Das machte die Weserhütte zu einem wichtigen Ziel der Alliierten. Karfreitag 1945 starben nach Wilhelm Siegmanns Recherchen 192 Menschen bei einem Bombenangriff. »Das Fatale war, dass der Werksalarm vier Minuten später losging, als der Fliegeralarm. Da waren die Flugzeuge schon da.«

Nach dem Krieg verlegten die Briten das Hauptquartiert nach Bad Oeynhausen und beschlagnahmten das Gelände. Es diente zunächst als Reparaturwerkstatt. Nach und nach wurden deutsche Arbeiter eingestellt und Fabrikhallen wieder freigegeben. »Im Herbst 1945 produzierte man wieder Ersatzteile für Bagger. Man versuchte, die Wirtschaft wieder anzukurbeln«, sagt Wilhelm Siegmann.

Dann kam das Ende

Die Baggerproduktion entwickelte sich weiter, das Betriebsgelände an der Mindener Straße wuchs auf 240.000 Quadratmeter. In den 1960er Jahren wurde begonnen, Seilbagger zu bauen. »1968 wurde ein Spezialbagger für den Elbtunnel gebaut, das war schon innovativ«, sagt Wilhelm Siegmann.

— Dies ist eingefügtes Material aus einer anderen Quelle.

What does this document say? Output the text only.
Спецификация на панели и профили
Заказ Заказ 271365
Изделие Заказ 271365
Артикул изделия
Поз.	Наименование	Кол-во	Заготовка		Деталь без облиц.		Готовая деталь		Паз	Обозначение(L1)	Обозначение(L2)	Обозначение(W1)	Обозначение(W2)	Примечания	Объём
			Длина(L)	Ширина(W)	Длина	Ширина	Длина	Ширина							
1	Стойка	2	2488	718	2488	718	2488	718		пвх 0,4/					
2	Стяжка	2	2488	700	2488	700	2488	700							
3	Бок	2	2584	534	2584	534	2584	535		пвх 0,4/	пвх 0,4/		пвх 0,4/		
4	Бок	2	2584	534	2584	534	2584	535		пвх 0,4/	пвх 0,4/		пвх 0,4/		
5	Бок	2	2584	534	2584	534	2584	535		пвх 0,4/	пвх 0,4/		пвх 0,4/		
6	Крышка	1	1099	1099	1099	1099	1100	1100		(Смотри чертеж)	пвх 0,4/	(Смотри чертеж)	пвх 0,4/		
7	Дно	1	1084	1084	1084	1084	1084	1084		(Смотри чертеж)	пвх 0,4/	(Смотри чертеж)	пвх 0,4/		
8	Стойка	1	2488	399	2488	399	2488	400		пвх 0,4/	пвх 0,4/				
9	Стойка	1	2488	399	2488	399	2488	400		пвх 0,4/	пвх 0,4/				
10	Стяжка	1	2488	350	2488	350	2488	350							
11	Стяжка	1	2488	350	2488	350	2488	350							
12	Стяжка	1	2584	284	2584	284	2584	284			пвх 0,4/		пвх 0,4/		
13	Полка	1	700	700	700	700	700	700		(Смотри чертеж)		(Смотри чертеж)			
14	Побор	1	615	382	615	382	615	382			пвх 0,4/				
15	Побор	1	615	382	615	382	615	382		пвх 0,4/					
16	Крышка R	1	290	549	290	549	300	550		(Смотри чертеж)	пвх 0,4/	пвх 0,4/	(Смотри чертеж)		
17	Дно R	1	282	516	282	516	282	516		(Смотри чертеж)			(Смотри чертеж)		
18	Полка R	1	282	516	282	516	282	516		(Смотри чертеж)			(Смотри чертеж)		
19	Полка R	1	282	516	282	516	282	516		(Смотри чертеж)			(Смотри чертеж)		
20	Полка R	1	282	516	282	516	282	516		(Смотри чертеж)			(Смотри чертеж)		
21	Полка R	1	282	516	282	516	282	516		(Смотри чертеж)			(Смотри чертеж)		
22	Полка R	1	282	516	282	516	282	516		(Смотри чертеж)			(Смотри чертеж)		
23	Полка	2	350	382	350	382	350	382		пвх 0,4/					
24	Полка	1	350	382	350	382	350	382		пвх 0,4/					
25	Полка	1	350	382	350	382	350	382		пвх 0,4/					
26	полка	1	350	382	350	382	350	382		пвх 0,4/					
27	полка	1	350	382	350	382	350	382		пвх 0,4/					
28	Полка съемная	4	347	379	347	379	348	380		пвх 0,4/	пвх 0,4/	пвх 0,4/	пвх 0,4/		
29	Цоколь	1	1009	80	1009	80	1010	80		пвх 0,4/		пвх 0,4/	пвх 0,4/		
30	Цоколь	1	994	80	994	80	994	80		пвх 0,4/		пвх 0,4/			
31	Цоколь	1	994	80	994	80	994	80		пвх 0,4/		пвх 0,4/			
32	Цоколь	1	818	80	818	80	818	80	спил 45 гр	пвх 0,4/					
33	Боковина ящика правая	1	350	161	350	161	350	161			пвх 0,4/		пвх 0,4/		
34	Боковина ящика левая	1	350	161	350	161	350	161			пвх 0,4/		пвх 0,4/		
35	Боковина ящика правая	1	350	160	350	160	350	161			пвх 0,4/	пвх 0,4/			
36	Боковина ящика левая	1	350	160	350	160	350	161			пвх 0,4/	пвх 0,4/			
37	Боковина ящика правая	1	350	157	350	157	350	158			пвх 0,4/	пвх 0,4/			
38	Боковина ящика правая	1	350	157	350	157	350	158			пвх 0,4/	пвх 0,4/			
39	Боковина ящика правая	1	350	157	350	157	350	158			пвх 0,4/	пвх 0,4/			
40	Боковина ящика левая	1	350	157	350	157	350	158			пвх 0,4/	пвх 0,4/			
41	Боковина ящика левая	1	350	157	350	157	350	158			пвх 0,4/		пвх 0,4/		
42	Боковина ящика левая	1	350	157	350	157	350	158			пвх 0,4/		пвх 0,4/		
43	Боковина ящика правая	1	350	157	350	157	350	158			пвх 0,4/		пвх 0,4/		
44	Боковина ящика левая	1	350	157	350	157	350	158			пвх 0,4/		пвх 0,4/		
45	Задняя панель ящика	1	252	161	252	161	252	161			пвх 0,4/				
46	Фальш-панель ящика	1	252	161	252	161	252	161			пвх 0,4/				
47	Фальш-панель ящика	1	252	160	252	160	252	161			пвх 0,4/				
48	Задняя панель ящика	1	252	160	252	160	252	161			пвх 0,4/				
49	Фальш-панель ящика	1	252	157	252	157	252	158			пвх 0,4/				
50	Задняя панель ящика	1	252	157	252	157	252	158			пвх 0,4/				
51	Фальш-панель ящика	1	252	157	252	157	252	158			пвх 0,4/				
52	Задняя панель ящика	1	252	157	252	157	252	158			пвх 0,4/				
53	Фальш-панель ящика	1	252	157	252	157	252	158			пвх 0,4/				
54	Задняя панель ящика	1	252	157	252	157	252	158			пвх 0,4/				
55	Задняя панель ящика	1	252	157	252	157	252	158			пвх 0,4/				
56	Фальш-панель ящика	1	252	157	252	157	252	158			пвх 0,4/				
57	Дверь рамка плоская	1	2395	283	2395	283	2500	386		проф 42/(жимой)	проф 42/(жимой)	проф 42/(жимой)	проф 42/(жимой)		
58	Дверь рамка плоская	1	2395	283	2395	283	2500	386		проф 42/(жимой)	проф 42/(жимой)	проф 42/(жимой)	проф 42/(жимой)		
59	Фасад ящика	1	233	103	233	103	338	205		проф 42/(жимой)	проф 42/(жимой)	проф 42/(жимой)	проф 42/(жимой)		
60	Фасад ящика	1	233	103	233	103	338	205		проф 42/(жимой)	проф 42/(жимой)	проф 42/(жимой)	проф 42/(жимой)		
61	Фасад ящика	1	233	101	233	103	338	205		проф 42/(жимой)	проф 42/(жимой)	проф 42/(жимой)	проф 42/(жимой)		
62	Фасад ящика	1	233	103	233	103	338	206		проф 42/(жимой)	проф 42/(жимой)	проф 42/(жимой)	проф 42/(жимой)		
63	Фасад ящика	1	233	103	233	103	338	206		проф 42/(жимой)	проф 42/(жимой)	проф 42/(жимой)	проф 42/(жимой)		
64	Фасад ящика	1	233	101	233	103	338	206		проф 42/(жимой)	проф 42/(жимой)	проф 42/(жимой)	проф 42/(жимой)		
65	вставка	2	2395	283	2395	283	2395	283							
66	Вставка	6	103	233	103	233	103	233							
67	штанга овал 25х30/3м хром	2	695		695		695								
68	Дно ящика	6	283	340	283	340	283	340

Dennoch wurde fehlende Innovationskraft dem Unternehmen schließlich zum Verhängnis: »Sie haben die Hydraulikbagger verpennt und sind immer bei ihren Seilbaggern geblieben«, sagt Siegmann. Im Jahr 1971 gab es zudem starke Umsatzeinbußen, weil viele Aufträge in Fremdwährung bezahlt wurden: »Der Divisen-Schwund machte auch der Weserhütte zu schaffen.«

Darüber hinaus seien alle kleinen Unterfirmen an den verschiedenen Standorten selbstständig gewesen. »Jeder wollte sich selbst retten, deshalb ging möglicherweise die gesamte Firma pleite«, vermutet Wilhelm Siegmann. 1987 ging die Firma in Konkurs.

Vortrag im Stadtarchiv

Wilhelm Siegmann wird die Ergebnisse seiner Recherche bei der Jahreshauptversammlung des Arbeitskreises für Heimatpflege, am Donnerstag, 14. Februar, von 18 Uhr an im Stadtarchiv in Bad Oeynhausen, Von-Moeller-Straße 9, präsentieren. Auf dem Programm stehen außerdem der Bericht über die Aktivitäten des vergangenen Jahres sowie ein Ausblick auf die geplanten Veranstaltungen des Arbeitskreises in diesem Jahr. Ausklingen soll der Abend in gemütlicher Runde mit westfälischem Eintopf.